By Ray Bert

Talent: How to Identify Energizers, Creatives, and Winners Around the World, by Tyler Cowen and Daniel Gross. New York City: St. Martin’s Press, 2022; 288 pages, $28.99.

As we wend through the shifting, turbulent economic landscape that has defined the past few years, a common recent focus has been companies’ searches — at times desperate — to find enough employees to keep businesses running efficiently, and sometimes running at all. This is particularly visible in a shortage of people to fill entry-level or relatively low-skilled jobs.

But the many and varied effects of the pandemic — the normalization of remote work and a renewed focus on work-life balance, among them — have also resulted in increasingly fierce competition for top-tier talent in many industries.

The best are always highly sought after, of course, but as the authors of Talent explain, even good companies aren’t always terribly efficient at identifying just who those people are. Whether through poor, outdated processes or a lack of imagination, firms and the people within them who are in charge of hiring decisions often end up finding a lot of “good enough” — or even highly competent — people while missing out on the true change-makers. Those are the people with the “creative spark” to have and drive new ideas and initiatives and who inspire others to be better.

The co-authors bring impressive — and quite different — credentials to this project, which grew out of increasingly frequent conversations after they met in 2018. Tyler Cowen, Ph.D., is an economist, professor at George Mason University, and author of 18 previous books as well as one of the authors of Marginal Revolution, one of the world’s most popular blogs covering economics. Daniel Gross, meanwhile, was at one time the youngest founder (at 18) ever accepted into prolific startup accelerator Y Combinator, founded a search engine that was acquired by Apple, and later founded and still runs Pioneer, his own accelerator dedicated to finding undiscovered talent.

In structuring Talent, the authors first elucidate their four “core perspectives” that underpin their methodologies. One of these is the importance of learning to be curious about talent, not just in work contexts but everywhere in your life — to make it a hobby, essentially. Another is to understand and embrace that there are difficult judgments that must be made in evaluating talent properly. Some people simply don’t have the necessary talent, and people who are searching for talented people need to have the stomach for making those decisions frequently and ruthlessly.

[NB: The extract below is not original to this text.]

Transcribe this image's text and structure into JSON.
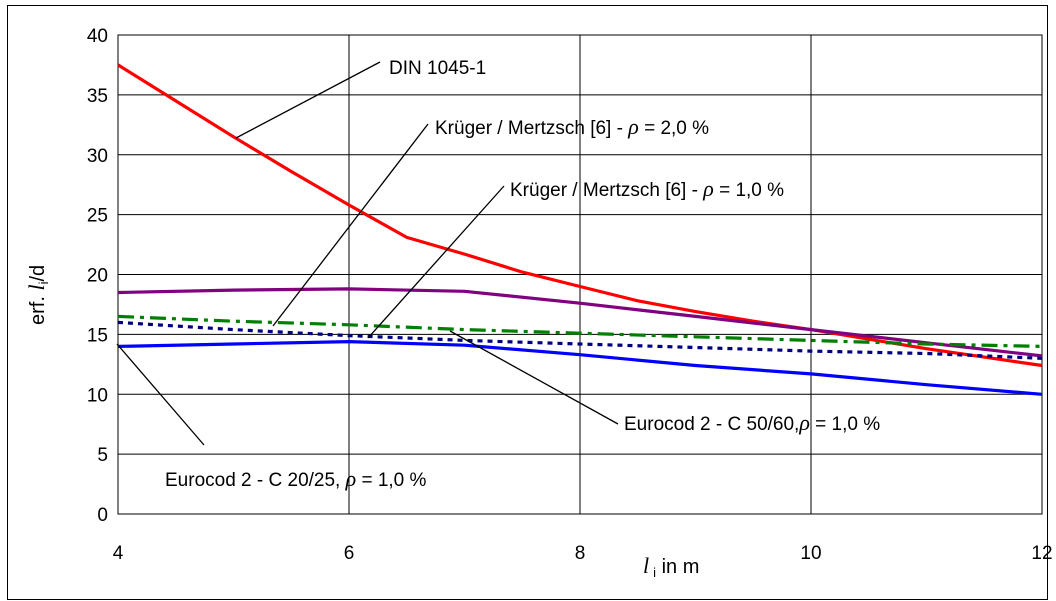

Cowen and Gross then tackle a number of different elements of talent searching, all rooted in sidestepping bureaucratic methods and processes that don’t work. They discuss how to interview people in a way that actually elicits information about who candidates really are. For example, interviewers could ask “What are the open tabs on your browser right now?” they suggest, or pose questions that require candidates to tell stories about themselves. Once interviewers get candidates talking, they can evaluate what that information tells them. The authors also discuss at length the differences between interviewing people online versus in person.

Talent cover

Subsequent chapters zero in on when what we might call “traditional” intelligence (like IQ scores) is overrated and when it is supremely important. This is followed by a two-part examination of where personality traits — and which personality traits — matter greatly. For example, for high-end, top-tier people, they note the importance of stamina — people who have higher than normal energy and the will to keep going. Talent also uses several chapters to discuss why people with disabilities, women, and minorities are still undervalued and how that represents an opportunity for companies to break those patterns.

Written with an infectious, conversational tone that avoids pandering and unnecessarily dense overintellectualism, Talent is also packed with specific examples and recognizable names from fields ranging from business to sports to technology to music to fashion to gaming that keep the story, and its theme and lessons, rolling along. And because, as the authors note early on, “Just about everyone is on a quest to find talent in others or to show off their own,” there should be quite literally something to learn for anyone inside its pages.